Identifying the inherent requirements of the role
Where an absence becomes long term, a business must ultimately turn its mind to whether the absence is likely to impede a worker’s ability to perform his or her role on an ongoing basis. In doing so (and to ensure compliance with a number of legal obligations) reference must be had to the “inherent requirements” of the role.
The inherent requirements of a role are those that are essential (rather than incidental or peripheral) to it. When identifying the inherent requirements of a position, regard should be had to the terms of the employment contract, the tasks performed by the employee, the requirements of the particular employment (including any legal requirements) and the organisation of the employer’s business.
Whether or not an employee can perform the inherent requirements of his or her role should be determined on the basis of the medical evidence. If the employee is unable or unwilling to provide sufficient medical evidence for this purpose, it will usually be appropriate to direct the employee to attend an independent medical examination (with a practitioner who will often be a specialist in the employee’s injury or illness).
Making reasonable adjustments
In determining whether or not an employee can perform the inherent requirements of his or her role, regard must be had to whether the role could be performed if “reasonable adjustments” were made. An adjustment will be considered a “reasonable adjustment” unless making it would impose unjustifiable hardship on the employer (for example, if making the adjustment would be intolerably expensive, impractical or time consuming). Reasonable adjustments may include:
- providing flexible work hours;
- providing time off work (including access to unpaid leave) in order for the employee to recover where there is a prognosis that recovery is feasible;
- providing regular breaks for employees with chronic pain or fatigue; and/or
- purchasing desks with adjustable heights, installing ramps and modifying toilets. More than one adjustment may be necessary, and more than one option may be available.
“In my opinion, matters such as limited working hours which gradually increase, alterations to supervision arrangements, modifications to face to face meeting requirements, amelioration of deadlines being too tight, changes in the kind of work being performed, minimising conflict situations, avoiding the need to lead teams, where all those matters are envisaged as necessary for a limited period of time of approximately three months, are adjustments which could have been made for [the employee] without imposing unjustifiable hardship on Australia Post.” Watts v Australian Postal Corporation [2014] FCA 370 |
Terminations for unfitness for work
In the event that absenteeism is managed with the objective of getting an employee back to work, should a decision ultimately be made that the worker’s employment is no longer tenable, the business will be well-placed to implement that decision quickly, and in a way that minimises legal risks.
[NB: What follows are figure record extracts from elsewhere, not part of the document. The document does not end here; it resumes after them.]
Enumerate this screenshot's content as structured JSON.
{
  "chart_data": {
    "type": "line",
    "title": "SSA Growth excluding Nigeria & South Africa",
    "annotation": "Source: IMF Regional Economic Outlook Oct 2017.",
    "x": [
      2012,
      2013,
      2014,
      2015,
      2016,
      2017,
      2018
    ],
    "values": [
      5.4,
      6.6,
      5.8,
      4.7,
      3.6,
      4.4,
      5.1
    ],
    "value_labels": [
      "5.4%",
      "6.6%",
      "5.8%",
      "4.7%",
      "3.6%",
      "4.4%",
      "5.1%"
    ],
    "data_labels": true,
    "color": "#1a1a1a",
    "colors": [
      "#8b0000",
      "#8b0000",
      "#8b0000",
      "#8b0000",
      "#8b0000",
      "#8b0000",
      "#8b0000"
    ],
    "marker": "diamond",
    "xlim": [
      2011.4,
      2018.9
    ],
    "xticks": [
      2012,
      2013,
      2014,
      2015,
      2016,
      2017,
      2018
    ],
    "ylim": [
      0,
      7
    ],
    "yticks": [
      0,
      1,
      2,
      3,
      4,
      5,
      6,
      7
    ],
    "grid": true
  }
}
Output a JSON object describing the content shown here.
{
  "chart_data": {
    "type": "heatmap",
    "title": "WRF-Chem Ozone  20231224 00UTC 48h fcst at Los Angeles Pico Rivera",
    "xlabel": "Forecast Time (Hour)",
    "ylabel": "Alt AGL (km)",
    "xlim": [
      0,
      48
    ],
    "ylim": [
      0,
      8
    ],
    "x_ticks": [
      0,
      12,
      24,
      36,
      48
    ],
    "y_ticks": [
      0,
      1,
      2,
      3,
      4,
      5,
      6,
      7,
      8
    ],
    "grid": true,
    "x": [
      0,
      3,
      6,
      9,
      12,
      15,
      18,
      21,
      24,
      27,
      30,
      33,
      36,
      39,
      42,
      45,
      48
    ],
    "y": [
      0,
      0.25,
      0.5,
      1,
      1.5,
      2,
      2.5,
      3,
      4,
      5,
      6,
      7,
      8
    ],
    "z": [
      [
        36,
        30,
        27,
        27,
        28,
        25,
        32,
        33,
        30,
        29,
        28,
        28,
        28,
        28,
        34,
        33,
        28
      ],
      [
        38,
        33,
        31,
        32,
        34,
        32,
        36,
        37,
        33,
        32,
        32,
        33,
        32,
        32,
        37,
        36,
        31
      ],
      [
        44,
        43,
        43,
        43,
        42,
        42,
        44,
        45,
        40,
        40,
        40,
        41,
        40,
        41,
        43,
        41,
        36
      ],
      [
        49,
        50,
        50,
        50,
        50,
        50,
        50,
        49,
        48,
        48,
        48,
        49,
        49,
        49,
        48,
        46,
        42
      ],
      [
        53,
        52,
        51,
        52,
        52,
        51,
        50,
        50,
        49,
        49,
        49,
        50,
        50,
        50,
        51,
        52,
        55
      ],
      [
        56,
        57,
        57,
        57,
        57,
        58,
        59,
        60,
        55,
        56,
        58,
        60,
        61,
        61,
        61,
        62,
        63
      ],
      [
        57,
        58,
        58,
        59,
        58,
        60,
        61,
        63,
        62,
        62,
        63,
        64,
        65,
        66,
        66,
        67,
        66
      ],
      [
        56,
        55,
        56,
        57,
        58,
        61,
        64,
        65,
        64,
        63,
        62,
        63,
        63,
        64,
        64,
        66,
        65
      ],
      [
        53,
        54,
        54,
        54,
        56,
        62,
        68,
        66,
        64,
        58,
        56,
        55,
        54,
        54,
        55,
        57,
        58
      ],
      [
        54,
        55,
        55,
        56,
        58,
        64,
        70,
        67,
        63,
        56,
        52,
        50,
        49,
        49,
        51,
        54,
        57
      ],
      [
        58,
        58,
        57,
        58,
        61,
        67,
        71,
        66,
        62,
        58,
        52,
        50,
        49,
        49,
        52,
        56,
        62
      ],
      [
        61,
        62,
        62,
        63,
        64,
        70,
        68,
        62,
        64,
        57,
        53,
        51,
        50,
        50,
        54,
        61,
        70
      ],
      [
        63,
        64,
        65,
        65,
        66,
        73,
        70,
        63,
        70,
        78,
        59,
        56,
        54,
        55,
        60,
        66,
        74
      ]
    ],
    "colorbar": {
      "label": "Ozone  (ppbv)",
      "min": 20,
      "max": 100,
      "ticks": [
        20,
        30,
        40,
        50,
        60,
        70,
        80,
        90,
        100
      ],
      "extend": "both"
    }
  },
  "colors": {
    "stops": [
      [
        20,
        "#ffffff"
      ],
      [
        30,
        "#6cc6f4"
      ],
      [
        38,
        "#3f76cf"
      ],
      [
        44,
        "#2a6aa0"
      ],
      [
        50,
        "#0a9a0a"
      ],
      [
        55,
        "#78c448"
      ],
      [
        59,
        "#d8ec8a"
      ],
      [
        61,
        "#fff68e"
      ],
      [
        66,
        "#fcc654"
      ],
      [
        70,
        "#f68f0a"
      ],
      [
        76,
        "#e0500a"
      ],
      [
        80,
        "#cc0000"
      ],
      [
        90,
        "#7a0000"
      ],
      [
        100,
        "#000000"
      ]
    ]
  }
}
An employer must be able to demonstrate that any termination of employment based on unfitness for work:
- is based on sound medical evidence which demonstrates (at least) that the employee will not be able to perform the inherent requirements of his or her role for an extended period of time;
- has been implemented in circumstances where the employer is able to demonstrate that no reasonable adjustments could be made to allow the employee to perform his or her role (including adjustments which are no longer reasonable, for example, because of their ongoing cost to the business);
- has been conducted in a manner that is procedurally fair, including because the employer has advised the employee that it is considering terminating his or her employment on the basis of the employee’s inability to perform the inherent requirements of the role and provided the employee with a chance to respond; and
- complies with any specific requirements under applicable policies or the employee’s contract of employment.